The dollar on Monday pulled away from lows it hit following disappointing U.S. growth figures late last week while the yen pared some its large gains made after the Bank of Japan's smaller-than-expected stimulus steps.

The dollar index, which tracks the greenback against a basket of six rival currencies, was up 0.1 percent at 95.654 .DXY, crawling away from its Friday low of 95.384, its lowest since July 5.

U.S. gross domestic product increased at a 1.2 percent annual rate in April-June, Commerce Department figures showed on Friday, falling far short of the 2.6 percent increase forecast by economists polled by Reuters.

"The U.S. dollar advance was stopped in its tracks by the disappointingly weak Q2 GDP figures," Marc Chandler, global head of currency strategy at Brown Brothers Harriman, said in a note.

The dollar index's next immediate technical target is 94.75, he said, as market speculation of a near-term interest rate hike continue to fade.

"The FOMC statement earlier in the week did not leave the impression that a September hike was likely, and with the poor growth numbers, the odds were downgraded further," Chandler said.

Dallas Fed President Robert Kaplan told reporters after the GDP release that the Fed should not overreact to Friday's weaker-than-expected growth report, but needs to consider more data before contemplating another interest rate increase.

Interest rate futures implied traders saw a 33 percent chance on Friday that the Fed would raise rates by year-end, down from 43 percent on Thursday, CME Group's FedWatch gauge showed.

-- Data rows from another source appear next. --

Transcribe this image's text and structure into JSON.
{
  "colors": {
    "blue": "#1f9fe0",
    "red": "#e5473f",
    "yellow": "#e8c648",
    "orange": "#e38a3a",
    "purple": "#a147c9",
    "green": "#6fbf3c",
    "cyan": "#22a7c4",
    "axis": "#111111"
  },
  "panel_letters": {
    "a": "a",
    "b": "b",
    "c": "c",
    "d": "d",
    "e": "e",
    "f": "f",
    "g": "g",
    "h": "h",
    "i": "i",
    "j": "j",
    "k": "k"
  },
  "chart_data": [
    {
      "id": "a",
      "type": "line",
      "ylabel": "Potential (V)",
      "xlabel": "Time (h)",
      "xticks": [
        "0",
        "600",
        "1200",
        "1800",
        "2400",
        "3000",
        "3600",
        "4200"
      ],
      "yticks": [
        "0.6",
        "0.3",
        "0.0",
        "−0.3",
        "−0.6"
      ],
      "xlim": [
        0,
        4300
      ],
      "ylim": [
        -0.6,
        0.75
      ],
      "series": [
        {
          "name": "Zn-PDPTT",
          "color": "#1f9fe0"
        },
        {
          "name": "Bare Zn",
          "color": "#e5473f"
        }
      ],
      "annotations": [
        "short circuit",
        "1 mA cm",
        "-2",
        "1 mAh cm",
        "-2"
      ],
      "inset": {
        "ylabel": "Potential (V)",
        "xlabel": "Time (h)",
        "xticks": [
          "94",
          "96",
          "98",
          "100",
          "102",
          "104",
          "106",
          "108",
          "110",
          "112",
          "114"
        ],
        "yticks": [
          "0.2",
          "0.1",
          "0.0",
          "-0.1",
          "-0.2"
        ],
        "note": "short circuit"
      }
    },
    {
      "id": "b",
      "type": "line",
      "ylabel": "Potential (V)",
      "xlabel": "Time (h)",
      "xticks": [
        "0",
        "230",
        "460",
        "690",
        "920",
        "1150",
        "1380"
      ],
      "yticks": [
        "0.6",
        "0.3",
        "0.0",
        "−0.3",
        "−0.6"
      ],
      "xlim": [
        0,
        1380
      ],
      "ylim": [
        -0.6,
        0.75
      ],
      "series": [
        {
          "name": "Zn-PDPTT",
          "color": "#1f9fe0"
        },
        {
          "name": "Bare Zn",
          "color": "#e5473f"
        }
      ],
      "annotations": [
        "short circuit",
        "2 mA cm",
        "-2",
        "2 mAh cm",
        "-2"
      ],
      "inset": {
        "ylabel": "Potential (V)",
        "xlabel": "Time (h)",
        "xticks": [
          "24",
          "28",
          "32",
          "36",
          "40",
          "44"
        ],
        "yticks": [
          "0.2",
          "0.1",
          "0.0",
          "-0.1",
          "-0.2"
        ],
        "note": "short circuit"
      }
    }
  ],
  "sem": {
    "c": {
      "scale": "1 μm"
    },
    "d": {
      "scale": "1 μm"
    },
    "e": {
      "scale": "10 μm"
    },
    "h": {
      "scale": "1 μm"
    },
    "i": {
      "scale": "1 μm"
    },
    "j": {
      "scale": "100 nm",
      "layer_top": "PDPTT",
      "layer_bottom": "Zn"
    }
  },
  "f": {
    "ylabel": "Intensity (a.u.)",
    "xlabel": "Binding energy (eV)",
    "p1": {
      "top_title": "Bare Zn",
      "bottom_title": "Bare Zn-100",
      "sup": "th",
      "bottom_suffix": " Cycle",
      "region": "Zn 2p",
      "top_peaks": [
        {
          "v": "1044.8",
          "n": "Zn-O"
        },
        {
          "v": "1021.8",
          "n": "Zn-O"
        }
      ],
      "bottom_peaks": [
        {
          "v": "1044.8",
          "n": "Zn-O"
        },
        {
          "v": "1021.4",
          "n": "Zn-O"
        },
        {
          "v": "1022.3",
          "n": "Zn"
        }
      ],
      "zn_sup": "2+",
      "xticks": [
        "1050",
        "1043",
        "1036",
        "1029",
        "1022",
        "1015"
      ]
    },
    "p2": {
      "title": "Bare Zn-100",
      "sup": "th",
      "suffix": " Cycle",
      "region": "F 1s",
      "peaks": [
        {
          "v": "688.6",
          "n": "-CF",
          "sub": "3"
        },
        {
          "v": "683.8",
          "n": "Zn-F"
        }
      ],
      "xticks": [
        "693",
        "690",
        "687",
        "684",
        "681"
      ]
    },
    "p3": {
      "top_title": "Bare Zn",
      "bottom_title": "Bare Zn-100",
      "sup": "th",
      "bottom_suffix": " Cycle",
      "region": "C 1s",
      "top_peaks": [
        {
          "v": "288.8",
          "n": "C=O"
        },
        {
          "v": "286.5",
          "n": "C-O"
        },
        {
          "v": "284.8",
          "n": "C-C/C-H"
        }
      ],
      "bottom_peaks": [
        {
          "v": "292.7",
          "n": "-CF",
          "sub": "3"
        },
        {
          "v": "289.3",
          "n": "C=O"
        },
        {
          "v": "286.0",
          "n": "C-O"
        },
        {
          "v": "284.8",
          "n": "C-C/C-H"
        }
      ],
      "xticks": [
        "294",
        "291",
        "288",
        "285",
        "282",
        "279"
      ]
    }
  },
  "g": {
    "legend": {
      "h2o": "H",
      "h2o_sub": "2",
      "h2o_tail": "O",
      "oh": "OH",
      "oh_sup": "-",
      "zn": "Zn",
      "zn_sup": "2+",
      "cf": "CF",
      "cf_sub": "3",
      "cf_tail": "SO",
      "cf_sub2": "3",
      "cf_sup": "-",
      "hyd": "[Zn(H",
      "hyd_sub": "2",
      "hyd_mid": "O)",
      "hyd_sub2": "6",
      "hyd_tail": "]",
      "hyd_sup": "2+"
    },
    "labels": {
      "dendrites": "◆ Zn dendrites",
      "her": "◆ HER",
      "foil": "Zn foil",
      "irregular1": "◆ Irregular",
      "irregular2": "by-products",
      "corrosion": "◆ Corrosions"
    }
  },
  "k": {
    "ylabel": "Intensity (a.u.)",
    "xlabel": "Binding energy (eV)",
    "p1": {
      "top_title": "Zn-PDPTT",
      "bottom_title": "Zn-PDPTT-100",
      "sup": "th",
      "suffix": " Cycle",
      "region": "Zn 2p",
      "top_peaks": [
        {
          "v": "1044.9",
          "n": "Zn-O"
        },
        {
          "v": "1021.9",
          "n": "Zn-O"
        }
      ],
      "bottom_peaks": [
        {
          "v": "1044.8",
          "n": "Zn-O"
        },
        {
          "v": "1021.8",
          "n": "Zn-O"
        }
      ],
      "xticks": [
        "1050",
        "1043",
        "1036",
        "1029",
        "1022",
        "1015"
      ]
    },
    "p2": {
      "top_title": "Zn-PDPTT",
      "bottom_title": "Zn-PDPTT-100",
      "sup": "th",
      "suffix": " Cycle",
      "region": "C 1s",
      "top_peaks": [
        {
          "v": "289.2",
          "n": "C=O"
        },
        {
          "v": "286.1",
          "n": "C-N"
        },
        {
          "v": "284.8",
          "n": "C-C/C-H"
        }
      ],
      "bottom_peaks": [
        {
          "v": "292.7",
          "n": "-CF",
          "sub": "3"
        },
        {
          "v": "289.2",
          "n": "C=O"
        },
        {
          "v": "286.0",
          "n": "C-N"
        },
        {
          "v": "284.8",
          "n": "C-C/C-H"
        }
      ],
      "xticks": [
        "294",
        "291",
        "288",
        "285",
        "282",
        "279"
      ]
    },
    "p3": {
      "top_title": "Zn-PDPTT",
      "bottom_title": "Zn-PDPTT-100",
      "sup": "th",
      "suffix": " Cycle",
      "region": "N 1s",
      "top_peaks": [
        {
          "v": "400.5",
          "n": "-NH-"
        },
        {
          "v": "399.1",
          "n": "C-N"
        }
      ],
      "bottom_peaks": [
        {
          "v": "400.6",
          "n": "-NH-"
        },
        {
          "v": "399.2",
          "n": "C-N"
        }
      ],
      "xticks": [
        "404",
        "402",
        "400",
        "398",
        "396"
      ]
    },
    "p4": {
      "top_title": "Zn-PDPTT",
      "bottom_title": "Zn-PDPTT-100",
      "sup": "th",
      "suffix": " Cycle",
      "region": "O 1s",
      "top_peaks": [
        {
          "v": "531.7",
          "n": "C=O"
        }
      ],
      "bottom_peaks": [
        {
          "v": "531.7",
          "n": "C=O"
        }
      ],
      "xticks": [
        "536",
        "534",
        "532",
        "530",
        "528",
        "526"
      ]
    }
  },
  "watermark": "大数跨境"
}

The weaker-than-expected GDP report followed a strong U.S. non-farm payrolls report for June, as well as improving inflation, retail sales and jobless claims data, that had prompted many investors to increase their dollar positions.

Speculators raised their bullish U.S. dollar bets to the highest level in nearly five months, with the value of the dollar's net long position increasing to $13.66 billion in the week ended July 26 from $10.42 billion the previous week, according to Reuters calculations and data from the Commodity Futures Trading Commission released on Friday. [IMM/FX]

The nonfarm payrolls report for July will be released on Friday. 

Economists polled by Reuters project a gain of 175,000 jobs, down from June's 287,000 increase. 

The unemployment rate is seen holding steady at 4.9 percent.

Against its Japanese counterpart, the dollar added 0.3 percent to 102.36 yen JPY=, after whipsaw trading in Friday's session in which it ranged from a low of 101.97 to a high of 105.75. 

The euro rose 0.2 percent to 114.27 yen EURJPY=.

The BOJ disappointed market hopes on Friday that it might increase its already massive buying of Japanese government bonds or take already negative interest rates lower. 

Instead, it increased its purchase of exchange-traded funds to 6 trillion yen and kept interest rates at minus 0.1 percent, leading some strategists and investors to conclude that policymakers are running out of options.

The euro was steady at $1.1173 EUR= while sterling was little changed at $1.3220 GBP=, with investors focused on the Bank of England's decision on Thursday.

A Reuters poll of economists published last week predicted the British central bank would cut its benchmark bank rate for the first time since 2009 to 0.25 percent from 0.50 percent, but most said it would not revive its massive bond-buying program for now.